Maconchy: The Sofa & The Departure

Elizabeth Maconchy (1907-1994) comes across here as a well-trained, skillful composer of music in the approved idiom of mid/late 20th century academic composition. She employs tonality ironically, for fractured waltzes, eerie lullabies and overripe romanticism. Around that music she weaves the familiar textures of twittering winds, cacophonous percussion outbursts, and scratchy strings.
*The Sofa*, Ursula Vaughan Williams’s adaptation of *Le Sofa* by CrÈbillion Fils, gives Maconchy the opportunity to compose arias, with several set pieces. Maconchy seems to want these sections to have inverted commas around them – “Here is your ‘aria’ for you.” But that is not inappropriate for the shallow, even dismal characters of this story. Prince Dominic, a “Duke of Mantua” wannabe, seduces women at his parties, frequently on the title furniture. His grandmother casts a spell on him, turning him into the sofa. He can only be brought back to human shape by having a couple make love on top of him (unknowingly, of course). This couple turns out to be the prince’s steady ladyfriend and an acquaintance. The prince returns to human form in outrage, and then realizes he needs to make a commitment to Monique to be happy. Operette and sermon over.
At about 40 minutes, this trifle could well make for an entertaining show, but the score doesn’t repay repeated listenings. The sour, acerbic setting makes its points early, and then often. Dominic Wheeler conducts the musicians of Independent Opera at Sadler’s Well, surely doing as creditable a job with the music as any other group, who cared to make the effort, would. Nicholas Sharratt as the Prince and Sarah Tynan as Monique, the girlfriend, sing with apparent ease music that may well be more difficult than it sounds.
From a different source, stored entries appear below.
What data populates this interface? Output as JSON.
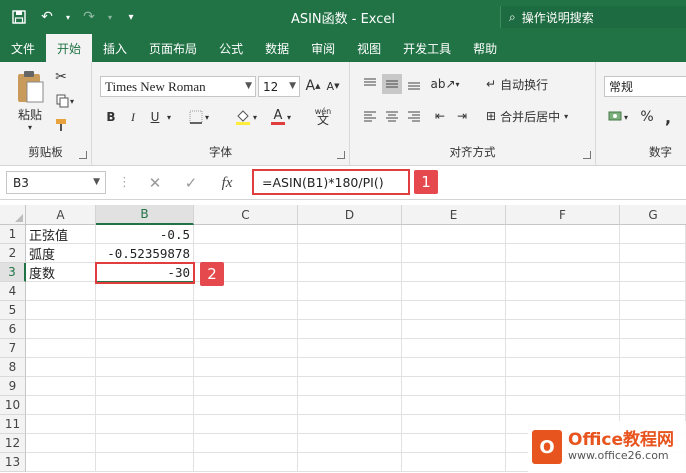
{
  "window": {
    "title": "ASIN函数 - Excel",
    "tellme": "操作说明搜索"
  },
  "ribbon": {
    "tabs": [
      "文件",
      "开始",
      "插入",
      "页面布局",
      "公式",
      "数据",
      "审阅",
      "视图",
      "开发工具",
      "帮助"
    ],
    "active_tab": "开始",
    "clipboard": {
      "paste_label": "粘贴",
      "group_label": "剪贴板"
    },
    "font": {
      "font_name": "Times New Roman",
      "font_size": "12",
      "bold": "B",
      "italic": "I",
      "underline": "U",
      "font_color_glyph": "A",
      "phonetic_glyph": "wén",
      "phonetic_glyph2": "文",
      "group_label": "字体"
    },
    "alignment": {
      "wrap_text": "自动换行",
      "merge_center": "合并后居中",
      "group_label": "对齐方式"
    },
    "number": {
      "format": "常规",
      "percent": "%",
      "comma": ",",
      "group_label": "数字"
    },
    "colors": {
      "accent": "#217346",
      "highlight": "#e03e3e"
    }
  },
  "formula_bar": {
    "name_box": "B3",
    "fx": "fx",
    "formula": "=ASIN(B1)*180/PI()"
  },
  "callouts": [
    "1",
    "2"
  ],
  "sheet": {
    "columns": [
      "A",
      "B",
      "C",
      "D",
      "E",
      "F",
      "G"
    ],
    "rows": [
      "1",
      "2",
      "3",
      "4",
      "5",
      "6",
      "7",
      "8",
      "9",
      "10",
      "11",
      "12",
      "13"
    ],
    "cells": {
      "A1": "正弦值",
      "B1": "-0.5",
      "A2": "弧度",
      "B2": "-0.52359878",
      "A3": "度数",
      "B3": "-30"
    },
    "selected": "B3"
  },
  "watermark": {
    "brand": "Office教程网",
    "url": "www.office26.com"
  }
}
*The Departure* is even briefer, at 31 minutes, but it feels longer. This precursor to the film *The Sixth Sense* has a woman wake to find herself both inside and outside of her surroundings – and as she sings with her husband, she realizes that she is dead and slowly leaving the mortal world. Librettist Anne Ridler doesn’t deepen her characterizations of husband and wife to develop some real interest in their predicament, and when the wife finally drifts off to her reward, we have ours as well. It’s over. At least one section for the husband finds Maconchy in imaginative mode, contrasting sweeter music for an ideal memory of past love with the sharper-edged tones depicting the weird circumstances. The rest of the score is predictable in its effects. Louise Poole as Julia the wife and HÂkan Vramsmo as Mark the husband do sing attractively.
So two fairly dry pieces, of most interest to fans of mid-century British music or contemporary opera. As these two short pieces are unlikely to be staged, Chandos deserves commendation for preserving these performances.